Infolge dieses technologischen Durchbruchs bezüglich der Größe des Gesichtsfelds und der Anzahl der Bildelemente wird ein enormer Datenstrom von mehreren Terabytes pro Nacht anfallen, sodass neue Verfahren zur Verwaltung, Auswertung und Archivierung der Daten entwickelt werden müssen.

Die entstehenden Bilder, zu einer Karte und zu einem die zeitabhängigen Abläufe am Himmel festhaltenden »Film« zusammengesetzt, werden ein für lange Zeit wertvolles Archiv bilden, das nach Abschluss des Projekts allen Forschern weltweit für eine Vielfalt astrophysikalischer Forschungen dienen wird.

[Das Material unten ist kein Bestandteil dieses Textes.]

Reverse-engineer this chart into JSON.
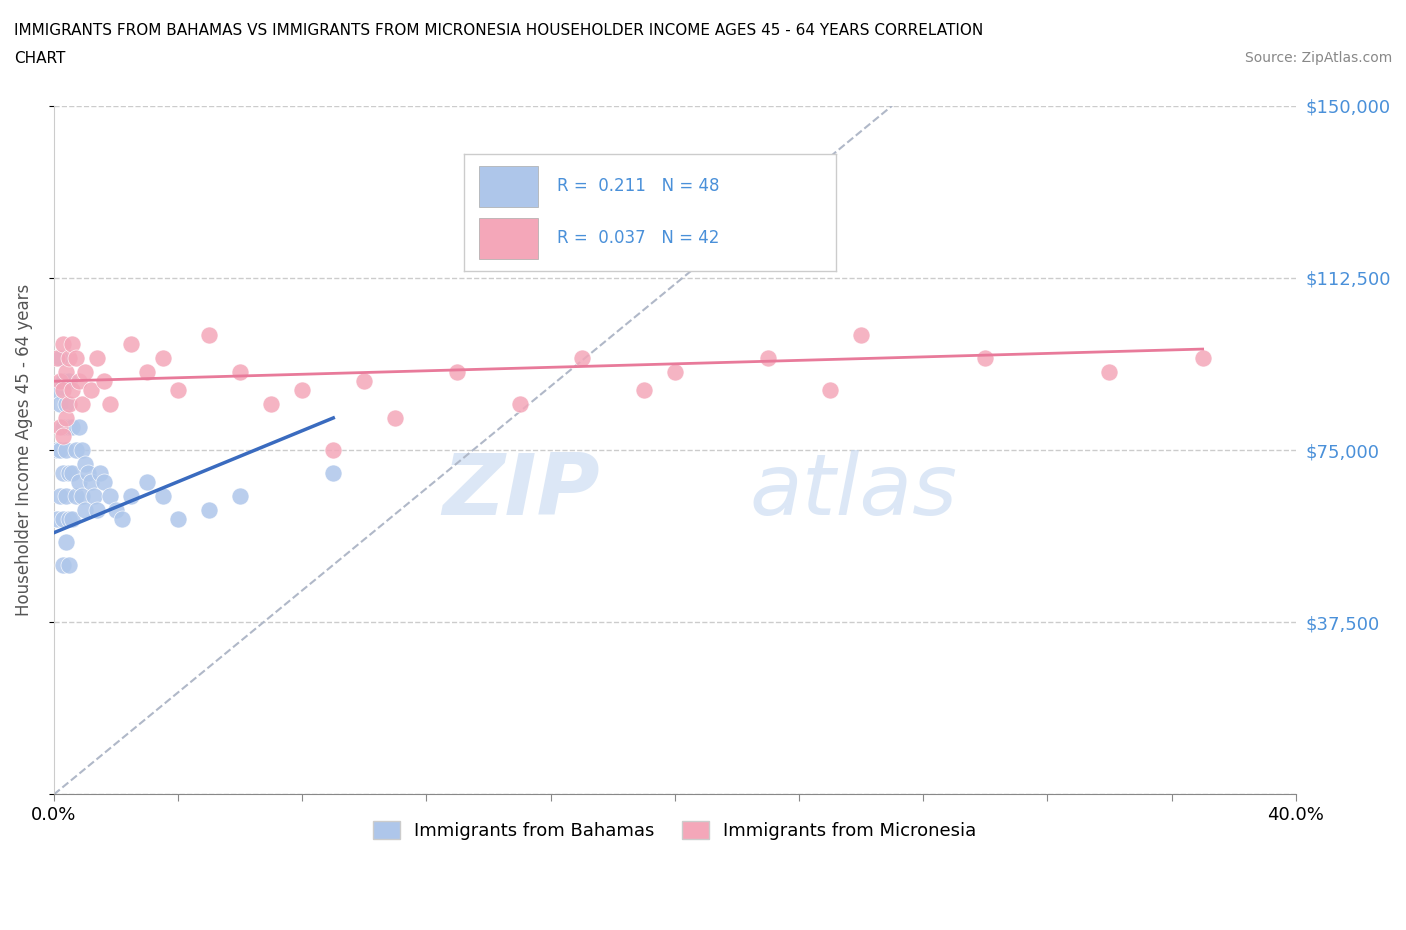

Auf der Grundlage dieser Daten werden Wissenschaftler der beiden Max-Planck-Institute eine Reihe von »Schlüsselprojekten« leiten:

  • Z. B. wird das Max-Planck-Institut für Astronomie (MPIA) in Heidelberg die Suche nach extrasolaren Planeten leiten. Die PS1-Durchmusterung wird, mit ihren wiederholten Bildern der selben Himmelsareale, zur Entdeckung von etwa hundert jupiterähnlichen Planeten führen, die vor ihrem Zentralstern durchziehen und dabei dessen Helligkeit für kurze Zeit herabsetzen.

  • Das MPIA wird auch die Erstellung einer gänzlich neuartigen, dreidimensionalen Karte unseres Milchstraßensystems und seiner Umgebung leiten, zum besseren Verständnis der Entstehung und Entwicklung unserer kosmischen Heimat.

  • Das Max-Planck-Institut für Extraterrestrische Physik (MPE) in Garching wird ein Projekt zur Erforschung der Dunklen Energie leiten, das auf der Entwicklung der großräumigen Verteilung massereicher Galaxien beruht. Die Dunkle Energie beschleunigt die Expansion des Universums und ihr Ursprung stellt möglicherweise die grundlegendste offene Frage der modernen Physik dar.

Die beim gesamten PanSTARRS-Projekt entstehende Datensammlung wird gewiss auch eine wervolle Grundlage für Nachbeobachtungen an den Großteleskopen bilden, z. B. am Very Large Telescope der Europäischen Südsternwarte (ESO) oder am Large Binocular Telescope in Arizona.